ここではっきりした面白いことが言えるんですね。オートポイエーシスもそうなんだけど、最初からなんかいるんですね。自他とかね。でも機能的に考えたらどっから他が出てくるのよ。機能のレベルで考えたら他であるってことはどういうことなのか。自他の差異を保つってんだけど、現象学なんかでも差異って言い方をして、西田とか新田さんみたいに、[*]って言って今見てるってことが、それ自身の差異を持つものとして与えるってやつなんだけど。まず差異っていうものをどうやって出してくるんだよシステムの中で。差異って何のことを言ってるんだ。なんとなく差異って言われると、2と1の差異は1っていうみたいに言ってるけど、それはものでしょあくまでも。パースのシステムには差異っていう発想はどこにもないわけです。三性はあるけれど、三性は二つのものが誕生するというポジティブな言い方でしかありえない。差異っていう形の言葉のネガティブさはどこにもない。むしろこれと同じことが、ジャック・デリダだったら差異の体系ってことをよく言ってね、デコンストラクションっていう話に持っていったけど、それに対してジル・ドゥルーズがね、そうじゃない存在的な議論をするためには、必ずポジティブで語るべきだという言い方をしてます。差異っていうのはネガティブな語り方するけど、ネガティブなものは「ない」んだから、ないものがあることに対して何か支えになるってのは矛盾じゃないか。否定神学にもそういう発想みたいなものがあるんだけど、それから前言った無知の知みたいなものにもそういう源泉はあるとは思うんですけど、でも、あるものがあるっていう形の豊かさっていうものは、ポジティブであるはずです。ネガティブってのは何かを打ち消してるんだから。

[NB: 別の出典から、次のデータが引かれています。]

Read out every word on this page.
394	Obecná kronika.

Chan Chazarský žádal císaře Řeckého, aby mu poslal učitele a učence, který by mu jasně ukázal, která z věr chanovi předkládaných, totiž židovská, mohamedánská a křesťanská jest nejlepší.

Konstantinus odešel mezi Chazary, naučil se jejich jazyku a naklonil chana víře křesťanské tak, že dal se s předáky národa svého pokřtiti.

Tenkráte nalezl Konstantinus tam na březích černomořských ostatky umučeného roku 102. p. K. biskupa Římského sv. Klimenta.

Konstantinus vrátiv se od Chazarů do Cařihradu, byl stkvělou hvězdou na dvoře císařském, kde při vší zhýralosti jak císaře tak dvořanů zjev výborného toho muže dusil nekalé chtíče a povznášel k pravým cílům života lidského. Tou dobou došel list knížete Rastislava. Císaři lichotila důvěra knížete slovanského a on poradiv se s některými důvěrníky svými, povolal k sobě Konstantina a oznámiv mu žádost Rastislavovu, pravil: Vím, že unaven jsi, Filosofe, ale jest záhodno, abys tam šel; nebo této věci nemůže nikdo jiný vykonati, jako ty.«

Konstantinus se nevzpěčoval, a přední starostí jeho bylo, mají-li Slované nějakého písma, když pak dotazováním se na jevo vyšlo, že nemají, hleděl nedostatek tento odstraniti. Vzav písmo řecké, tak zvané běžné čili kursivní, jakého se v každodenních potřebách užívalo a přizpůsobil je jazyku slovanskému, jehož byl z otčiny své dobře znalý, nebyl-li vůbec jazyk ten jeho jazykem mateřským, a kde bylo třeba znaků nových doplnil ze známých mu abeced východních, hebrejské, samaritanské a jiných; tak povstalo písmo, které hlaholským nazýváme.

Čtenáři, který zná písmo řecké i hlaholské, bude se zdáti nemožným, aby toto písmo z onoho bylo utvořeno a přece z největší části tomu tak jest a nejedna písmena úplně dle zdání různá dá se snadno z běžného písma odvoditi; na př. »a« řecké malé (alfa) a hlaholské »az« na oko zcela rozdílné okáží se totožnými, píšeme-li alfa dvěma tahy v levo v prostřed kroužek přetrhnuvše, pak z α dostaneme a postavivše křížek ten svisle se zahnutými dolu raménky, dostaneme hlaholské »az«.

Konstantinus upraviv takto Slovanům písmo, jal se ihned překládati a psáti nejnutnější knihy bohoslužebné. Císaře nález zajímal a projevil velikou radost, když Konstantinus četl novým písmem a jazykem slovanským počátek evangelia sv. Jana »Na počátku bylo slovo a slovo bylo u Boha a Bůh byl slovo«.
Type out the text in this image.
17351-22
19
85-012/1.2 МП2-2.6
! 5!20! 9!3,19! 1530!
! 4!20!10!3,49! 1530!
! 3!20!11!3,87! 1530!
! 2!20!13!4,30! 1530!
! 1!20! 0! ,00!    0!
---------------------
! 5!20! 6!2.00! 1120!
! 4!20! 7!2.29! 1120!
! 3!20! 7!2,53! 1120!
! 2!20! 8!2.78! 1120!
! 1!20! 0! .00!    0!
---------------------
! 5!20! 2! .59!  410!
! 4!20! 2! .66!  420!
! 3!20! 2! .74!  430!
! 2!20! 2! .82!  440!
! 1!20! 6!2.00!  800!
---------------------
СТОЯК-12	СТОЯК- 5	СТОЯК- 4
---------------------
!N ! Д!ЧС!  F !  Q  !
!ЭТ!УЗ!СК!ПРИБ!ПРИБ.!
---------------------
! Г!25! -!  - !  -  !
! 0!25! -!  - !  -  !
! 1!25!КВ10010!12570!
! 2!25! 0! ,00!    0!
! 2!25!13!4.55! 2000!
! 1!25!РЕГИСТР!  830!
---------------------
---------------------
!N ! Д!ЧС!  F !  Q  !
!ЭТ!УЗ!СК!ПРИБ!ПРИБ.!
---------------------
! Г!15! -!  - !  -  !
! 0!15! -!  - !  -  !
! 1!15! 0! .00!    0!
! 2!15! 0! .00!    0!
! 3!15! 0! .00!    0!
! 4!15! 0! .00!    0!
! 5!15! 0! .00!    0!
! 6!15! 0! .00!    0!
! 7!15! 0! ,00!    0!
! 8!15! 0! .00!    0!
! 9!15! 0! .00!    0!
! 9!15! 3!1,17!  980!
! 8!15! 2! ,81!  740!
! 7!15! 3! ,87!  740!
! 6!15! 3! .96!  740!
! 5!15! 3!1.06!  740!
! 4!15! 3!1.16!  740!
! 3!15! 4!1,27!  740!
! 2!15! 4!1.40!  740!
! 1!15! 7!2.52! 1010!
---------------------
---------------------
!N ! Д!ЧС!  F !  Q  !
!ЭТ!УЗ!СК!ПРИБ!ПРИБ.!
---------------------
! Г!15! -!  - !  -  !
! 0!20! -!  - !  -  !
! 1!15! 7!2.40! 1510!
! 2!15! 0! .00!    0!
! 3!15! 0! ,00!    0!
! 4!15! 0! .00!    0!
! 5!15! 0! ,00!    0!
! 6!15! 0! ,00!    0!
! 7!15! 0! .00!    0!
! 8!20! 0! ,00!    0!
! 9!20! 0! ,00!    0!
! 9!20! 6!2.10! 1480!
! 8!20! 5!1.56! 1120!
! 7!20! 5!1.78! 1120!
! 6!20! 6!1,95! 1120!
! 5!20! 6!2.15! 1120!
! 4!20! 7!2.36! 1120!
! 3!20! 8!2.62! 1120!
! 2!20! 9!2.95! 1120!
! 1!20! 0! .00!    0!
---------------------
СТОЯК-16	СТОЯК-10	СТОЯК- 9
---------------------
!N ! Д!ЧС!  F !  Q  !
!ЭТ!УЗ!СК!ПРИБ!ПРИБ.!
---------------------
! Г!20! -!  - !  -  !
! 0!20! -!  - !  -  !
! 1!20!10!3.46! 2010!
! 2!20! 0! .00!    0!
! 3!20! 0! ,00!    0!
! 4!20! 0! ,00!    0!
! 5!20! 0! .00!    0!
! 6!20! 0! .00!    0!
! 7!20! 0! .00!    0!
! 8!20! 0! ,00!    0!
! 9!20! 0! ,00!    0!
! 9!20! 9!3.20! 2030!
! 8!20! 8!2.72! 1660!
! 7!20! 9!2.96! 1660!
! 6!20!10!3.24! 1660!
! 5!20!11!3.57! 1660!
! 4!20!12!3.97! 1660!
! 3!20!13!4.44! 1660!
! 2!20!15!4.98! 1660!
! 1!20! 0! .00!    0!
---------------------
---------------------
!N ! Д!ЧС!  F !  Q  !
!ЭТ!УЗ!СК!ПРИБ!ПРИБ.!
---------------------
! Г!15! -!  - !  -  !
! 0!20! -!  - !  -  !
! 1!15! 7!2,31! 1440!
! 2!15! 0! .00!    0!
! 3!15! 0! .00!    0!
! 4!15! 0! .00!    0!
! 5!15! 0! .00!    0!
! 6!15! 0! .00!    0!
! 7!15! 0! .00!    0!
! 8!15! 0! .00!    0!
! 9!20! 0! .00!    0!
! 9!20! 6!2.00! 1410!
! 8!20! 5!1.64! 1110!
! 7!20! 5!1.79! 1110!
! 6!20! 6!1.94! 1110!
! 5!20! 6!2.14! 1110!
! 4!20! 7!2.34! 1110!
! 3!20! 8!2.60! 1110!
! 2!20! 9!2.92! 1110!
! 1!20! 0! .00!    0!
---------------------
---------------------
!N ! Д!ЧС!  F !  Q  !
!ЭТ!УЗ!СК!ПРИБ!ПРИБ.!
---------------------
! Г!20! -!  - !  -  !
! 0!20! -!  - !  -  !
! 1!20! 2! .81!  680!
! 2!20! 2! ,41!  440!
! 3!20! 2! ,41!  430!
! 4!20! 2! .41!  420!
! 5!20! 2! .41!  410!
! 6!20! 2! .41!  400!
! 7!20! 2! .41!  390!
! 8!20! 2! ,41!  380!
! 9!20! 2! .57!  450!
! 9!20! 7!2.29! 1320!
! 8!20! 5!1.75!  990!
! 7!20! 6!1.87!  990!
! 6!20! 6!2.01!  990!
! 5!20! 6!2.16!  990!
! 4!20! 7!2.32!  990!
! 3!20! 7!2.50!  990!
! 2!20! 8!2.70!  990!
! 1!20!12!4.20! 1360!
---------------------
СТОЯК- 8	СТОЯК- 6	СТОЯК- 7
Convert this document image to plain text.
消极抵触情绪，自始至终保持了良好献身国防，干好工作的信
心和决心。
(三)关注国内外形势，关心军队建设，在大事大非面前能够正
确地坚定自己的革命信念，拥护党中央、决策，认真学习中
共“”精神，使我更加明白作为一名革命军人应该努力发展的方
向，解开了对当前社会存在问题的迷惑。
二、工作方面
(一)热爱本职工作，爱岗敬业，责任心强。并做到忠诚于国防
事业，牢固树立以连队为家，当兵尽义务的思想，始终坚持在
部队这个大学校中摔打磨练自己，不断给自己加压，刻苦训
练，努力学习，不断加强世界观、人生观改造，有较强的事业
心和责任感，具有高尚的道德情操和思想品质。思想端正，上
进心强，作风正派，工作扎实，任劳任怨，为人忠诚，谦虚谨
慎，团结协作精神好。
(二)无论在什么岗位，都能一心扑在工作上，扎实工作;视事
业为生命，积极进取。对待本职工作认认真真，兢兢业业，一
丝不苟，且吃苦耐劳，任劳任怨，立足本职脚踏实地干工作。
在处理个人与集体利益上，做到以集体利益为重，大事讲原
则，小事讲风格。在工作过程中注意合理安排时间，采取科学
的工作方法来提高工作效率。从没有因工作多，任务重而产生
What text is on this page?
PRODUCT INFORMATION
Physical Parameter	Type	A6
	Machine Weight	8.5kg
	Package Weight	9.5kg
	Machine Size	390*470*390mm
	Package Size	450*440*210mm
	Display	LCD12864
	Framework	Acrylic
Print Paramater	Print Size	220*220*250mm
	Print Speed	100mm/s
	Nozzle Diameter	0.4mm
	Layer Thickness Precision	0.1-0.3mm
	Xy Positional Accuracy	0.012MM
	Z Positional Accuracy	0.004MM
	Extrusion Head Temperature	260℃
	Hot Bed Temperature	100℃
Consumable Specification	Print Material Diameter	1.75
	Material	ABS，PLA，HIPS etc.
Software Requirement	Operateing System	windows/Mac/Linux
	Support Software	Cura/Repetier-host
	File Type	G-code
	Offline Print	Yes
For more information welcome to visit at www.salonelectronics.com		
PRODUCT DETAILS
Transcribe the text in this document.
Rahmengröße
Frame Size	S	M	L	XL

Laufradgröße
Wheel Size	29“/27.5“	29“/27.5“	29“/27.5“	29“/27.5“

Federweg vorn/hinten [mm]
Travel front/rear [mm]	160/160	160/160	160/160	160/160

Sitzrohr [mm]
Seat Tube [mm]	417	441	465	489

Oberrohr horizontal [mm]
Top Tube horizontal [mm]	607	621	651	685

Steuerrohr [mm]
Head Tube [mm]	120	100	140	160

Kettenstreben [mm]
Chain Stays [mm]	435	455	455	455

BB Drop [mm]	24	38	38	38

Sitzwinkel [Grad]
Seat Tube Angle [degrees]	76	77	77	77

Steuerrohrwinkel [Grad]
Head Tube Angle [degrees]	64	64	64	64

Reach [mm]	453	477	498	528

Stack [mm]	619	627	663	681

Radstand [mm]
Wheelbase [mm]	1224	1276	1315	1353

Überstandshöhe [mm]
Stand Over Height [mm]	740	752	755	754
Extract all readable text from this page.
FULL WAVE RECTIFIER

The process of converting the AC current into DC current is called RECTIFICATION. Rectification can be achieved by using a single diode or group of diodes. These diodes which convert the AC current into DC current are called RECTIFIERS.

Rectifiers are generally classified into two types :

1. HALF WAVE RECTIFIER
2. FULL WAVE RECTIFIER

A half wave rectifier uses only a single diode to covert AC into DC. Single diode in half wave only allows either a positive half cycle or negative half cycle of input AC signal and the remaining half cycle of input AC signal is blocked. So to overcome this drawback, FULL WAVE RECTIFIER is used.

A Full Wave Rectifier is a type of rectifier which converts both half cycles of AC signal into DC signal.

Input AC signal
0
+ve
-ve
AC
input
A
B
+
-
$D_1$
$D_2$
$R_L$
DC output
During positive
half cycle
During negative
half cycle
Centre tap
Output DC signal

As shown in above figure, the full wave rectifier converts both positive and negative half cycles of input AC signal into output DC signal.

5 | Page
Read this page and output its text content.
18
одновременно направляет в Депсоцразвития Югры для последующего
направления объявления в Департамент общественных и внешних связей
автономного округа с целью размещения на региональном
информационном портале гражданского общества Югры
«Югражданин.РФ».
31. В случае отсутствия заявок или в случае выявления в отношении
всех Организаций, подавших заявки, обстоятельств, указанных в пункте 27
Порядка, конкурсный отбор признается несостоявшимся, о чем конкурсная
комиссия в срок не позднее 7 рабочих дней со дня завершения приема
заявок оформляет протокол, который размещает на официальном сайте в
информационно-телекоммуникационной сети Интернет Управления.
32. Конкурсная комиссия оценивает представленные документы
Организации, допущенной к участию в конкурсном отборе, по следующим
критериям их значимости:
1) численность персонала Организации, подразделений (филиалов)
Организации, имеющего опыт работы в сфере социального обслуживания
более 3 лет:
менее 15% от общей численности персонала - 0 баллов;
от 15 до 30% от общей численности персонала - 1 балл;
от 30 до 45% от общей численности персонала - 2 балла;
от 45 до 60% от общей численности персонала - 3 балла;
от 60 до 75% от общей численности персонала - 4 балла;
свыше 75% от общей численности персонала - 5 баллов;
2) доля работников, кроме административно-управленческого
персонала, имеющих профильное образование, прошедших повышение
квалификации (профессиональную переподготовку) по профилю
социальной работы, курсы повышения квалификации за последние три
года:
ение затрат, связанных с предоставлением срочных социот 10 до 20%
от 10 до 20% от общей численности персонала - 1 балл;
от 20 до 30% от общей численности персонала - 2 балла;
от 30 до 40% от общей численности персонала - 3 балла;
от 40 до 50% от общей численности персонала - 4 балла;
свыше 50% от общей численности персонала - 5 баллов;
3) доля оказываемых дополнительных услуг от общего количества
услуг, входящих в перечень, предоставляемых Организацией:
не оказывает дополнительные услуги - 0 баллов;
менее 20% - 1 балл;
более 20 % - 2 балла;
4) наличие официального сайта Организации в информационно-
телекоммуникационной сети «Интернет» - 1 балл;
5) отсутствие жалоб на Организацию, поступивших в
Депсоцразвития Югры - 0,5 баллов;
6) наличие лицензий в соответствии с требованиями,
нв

そこの問題はどこにいるかっていうと、実は、その両方にいるのが境界なんですよ。境界っていう概念は前もって与えることができないんですよ我々は。これがいちばん分からない。ところが見るシステム、我々が見てるところの境界は見てないんですよ。分かるこの意味? 向こうは見えない。目で見るでしょ。視野があるでしょ。視野平面の裏は見えないんです絶対に。だから見えてる部分は境界があるということが分からないんですよ本当は。これヴィトゲンシュタインも言ってる議論だけど。本当は境界というのは超えなければ画定できないわけです。超えて初めて境界でしょ。ところが、どうやって超えるの。機能の内部で機能の限界を。無茶だ。できない。だから、違う機能を組み合わせることによって、ズレてるからこいつは境界だ、と認定するしかないわけです。だから異質性というのは差異というのは境界を際立たせるために本来は働くわけです。何かがあるということではなく。しかも境界というのはパースの議論から考えれば、部分的でしかありえない。絶対的な境界線というものはない。だから二性のほうがあとなんですよ。完全な境界だったら二性なんだから。完全な境界を持ってるからそれ自身の力ということができる。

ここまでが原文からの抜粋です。